Magnesium binding sites of the active conformation pf Hammerhead ribozyme.

The modeling of the active conformation was done by using modeling program InsightII and Discover from the previous NMR, chemical modification and mutation data. This model structure has the reverse Watson-Crick GC base pair between C17 at the cleavage site and G5 at the core region. Two magnesium ions bind to this ribozyme. One binds to the pro-Rp oxygen of the P9 phosphate and the N7 nitrogen of G10.1, similarly to the crystal structure, the other to N3 of C3, the 2'O of C17 and the Sp-O of the scissile phosphate, while the Rp-O of that binds to NH2 of C3.

NMR studies of the effect of GA-AG base pairs to the active conformation of hammerhead ribozyme.

The effect of the conserved bases (GA-AG base pairs) in the core region to active conformation of hammerhead ribozyme was studied by NMR. This ribozyme has two conformers in the solution. One is the same as the crystal structure, which has sheared GA-AG base pairs and Y-shape conformation, while the other has Watson-Crick GA-AG base pairs and the extend conformation between the stems I and II. On addition of magnesiun ions, the peaks around GA-AG base pairs and cleavage site in only Y-shape conformation, shift or became broadening, following to produce the peaks of product by the cleavage reaction.

Effect of the conserved bases G10.1C11.1 in the stem II on Y-shape conformation of Hammerhead ribozyme.

The effect of the conserved bases in the stem II on Y-shape conformation of Hammerhead ribozyme was studied by NMR. On wild type, Hammerhead ribozyme forms Y-shape conformation, similar to the crystal structure, while on the mutation of G10.1C11.1 in the stem II by C10.1G11.1, that form the different conformation.
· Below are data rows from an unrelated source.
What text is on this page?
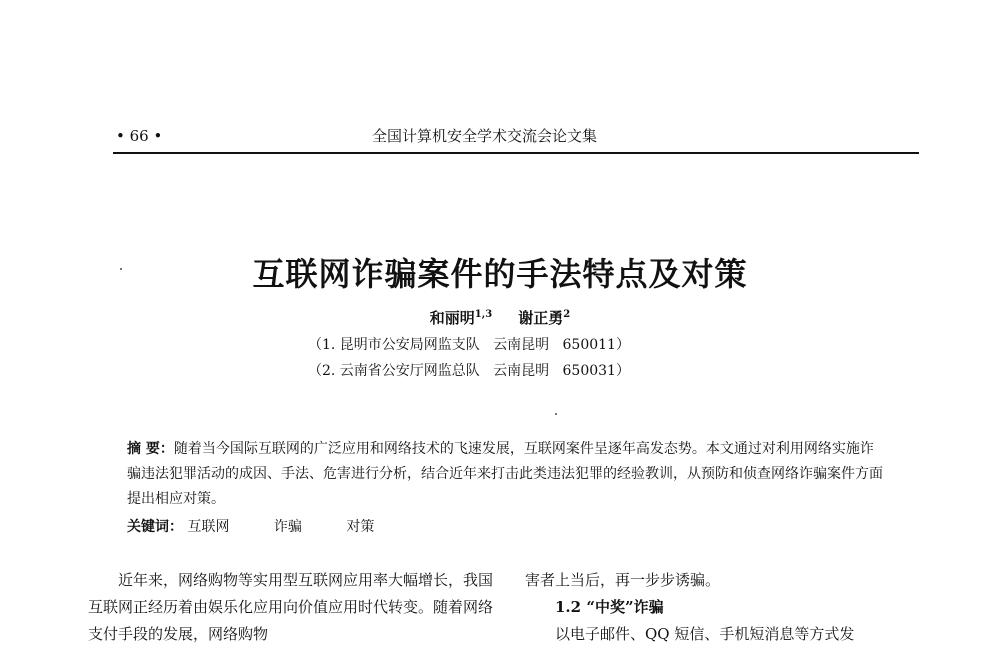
• 66 •	全国计算机安全学术交流会论文集
互联网诈骗案件的手法特点及对策
和丽明$^{1,3}$ 谢正勇$^2$
（1. 昆明市公安局网监支队   云南昆明   650011）
（2. 云南省公安厅网监总队   云南昆明   650031）
摘 要：随着当今国际互联网的广泛应用和网络技术的飞速发展，互联网案件呈逐年高发态势。本文通过对利用网络实施诈骗违法犯罪活动的成因、手法、危害进行分析，结合近年来打击此类违法犯罪的经验教训，从预防和侦查网络诈骗案件方面提出相应对策。
关键词： 互联网	诈骗	对策
近年来，网络购物等实用型互联网应用率大幅增长，我国互联网正经历着由娱乐化应用向价值应用时代转变。随着网络支付手段的发展，网络购物
害者上当后，再一步步诱骗。
1.2 “中奖”诈骗
以电子邮件、QQ 短信、手机短消息等方式发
This come from stability of the shared GA-AG base pairs, which affect the stacking between stem III and A14U7 base pair. On the mutation, this stacking is weak, so U4 turn does not occur, consequently stems II and I are linear.

NMR studies of the alternative conformation of hammerhead ribozyme in the solution.
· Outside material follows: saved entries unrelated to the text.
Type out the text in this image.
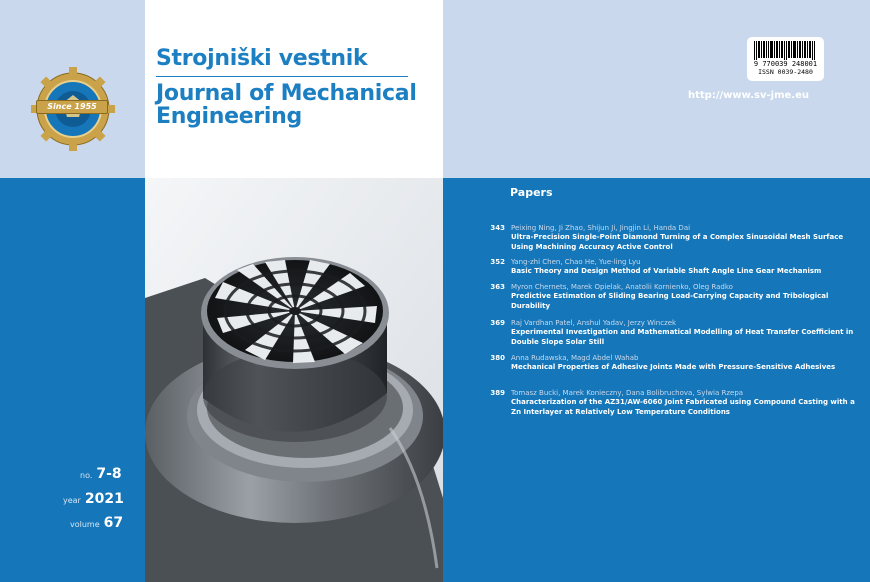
Since 1955
Strojniški vestnik
Journal of Mechanical Engineering
9 770039 248001
ISSN 0039-2480
http://www.sv-jme.eu
Contents
Papers
343 Peixing Ning, Ji Zhao, Shijun Ji, Jingjin Li, Handa Dai
Ultra-Precision Single-Point Diamond Turning of a Complex Sinusoidal Mesh Surface Using Machining Accuracy Active Control
352 Yang-zhi Chen, Chao He, Yue-ling Lyu
Basic Theory and Design Method of Variable Shaft Angle Line Gear Mechanism
363 Myron Chernets, Marek Opielak, Anatolii Kornienko, Oleg Radko
Predictive Estimation of Sliding Bearing Load-Carrying Capacity and Tribological Durability
369 Raj Vardhan Patel, Anshul Yadav, Jerzy Winczek
Experimental Investigation and Mathematical Modelling of Heat Transfer Coefficient in Double Slope Solar Still
380 Anna Rudawska, Magd Abdel Wahab
Mechanical Properties of Adhesive Joints Made with Pressure-Sensitive Adhesives
389 Tomasz Bucki, Marek Konieczny, Dana Bolibruchova, Sylwia Rzepa
Characterization of the AZ31/AW-6060 Joint Fabricated using Compound Casting with a Zn Interlayer at Relatively Low Temperature Conditions
no. 7-8
year 2021
volume 67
The conformation of the hammerhead ribozyme was studied by NMR. In the absence of magnesium ion, the U turn does not exist at the core region. Consequently, stem II extends to stem I. G5 in the core region forms a base pair with C17 at the cleavage site. On the mutation of G16.2C15.2 in stem III by C16.2G15.2, G5 and U4 at the core region interact with C16.2 and U16.1, respectively, where stem III becomes shorter, while stem I does longer. On the addition of magnesium ions, U4 turn occurs in wild type, but does not in the mutation.

The new loop-loop interactions between the peripheral domains and three-dimensional model of Tetrahymena group I intron.
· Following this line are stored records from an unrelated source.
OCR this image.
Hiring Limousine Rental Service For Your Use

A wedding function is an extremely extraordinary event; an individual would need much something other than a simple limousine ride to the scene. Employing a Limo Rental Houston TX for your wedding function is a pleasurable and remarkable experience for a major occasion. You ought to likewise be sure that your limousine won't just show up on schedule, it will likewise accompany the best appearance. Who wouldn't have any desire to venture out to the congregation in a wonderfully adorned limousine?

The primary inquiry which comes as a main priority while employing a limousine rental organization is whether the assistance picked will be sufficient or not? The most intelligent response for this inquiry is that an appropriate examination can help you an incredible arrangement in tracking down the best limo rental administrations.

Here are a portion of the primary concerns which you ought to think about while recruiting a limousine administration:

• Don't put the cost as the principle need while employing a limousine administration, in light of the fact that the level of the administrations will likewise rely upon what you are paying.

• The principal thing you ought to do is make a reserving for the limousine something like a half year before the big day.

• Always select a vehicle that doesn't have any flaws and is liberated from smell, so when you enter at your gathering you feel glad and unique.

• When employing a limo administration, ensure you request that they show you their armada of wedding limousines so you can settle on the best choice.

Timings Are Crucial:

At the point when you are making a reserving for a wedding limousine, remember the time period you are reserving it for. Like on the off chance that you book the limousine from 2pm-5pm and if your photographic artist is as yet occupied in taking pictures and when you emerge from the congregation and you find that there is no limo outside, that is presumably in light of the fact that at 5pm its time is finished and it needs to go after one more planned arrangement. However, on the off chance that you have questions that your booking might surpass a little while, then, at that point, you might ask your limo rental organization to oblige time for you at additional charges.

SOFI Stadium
The long-range interactions between the peripheral domains of Tetrahymena group I intron were studied by NMR. The 20mer RNA contained the 9.1a loop region (AUGCAA) and the 17mer RNA contained the 2.1 loop region (AGAUUGC) were synthesized and studied by NMR. They form both hairpin structures at low NaCl concentration. The 20mer RNA forms dimer by loop-loop interaction, while the 17mer RNA is monomer. On the addition of the 17mer to the 20mer, the new imino proton signals induced by the interaction between the 9.1a and 2.1 loops were not observed. It is found that the 9.1a loop-loop interaction (GCAA-GCAA) with two base pairs prefers to that between the 9.1a and 2.1 loops (GCAA-UUGC) with four base pairs. By my model of intact folding structure containing A-minor tertiary interaction and the compared with sequence, it is presumed that the 9.1a loop does not bind to the 2.1 loop, but to the 5c loop (UGCAA), while the 2.1 loop binds to 3' exon (UAA).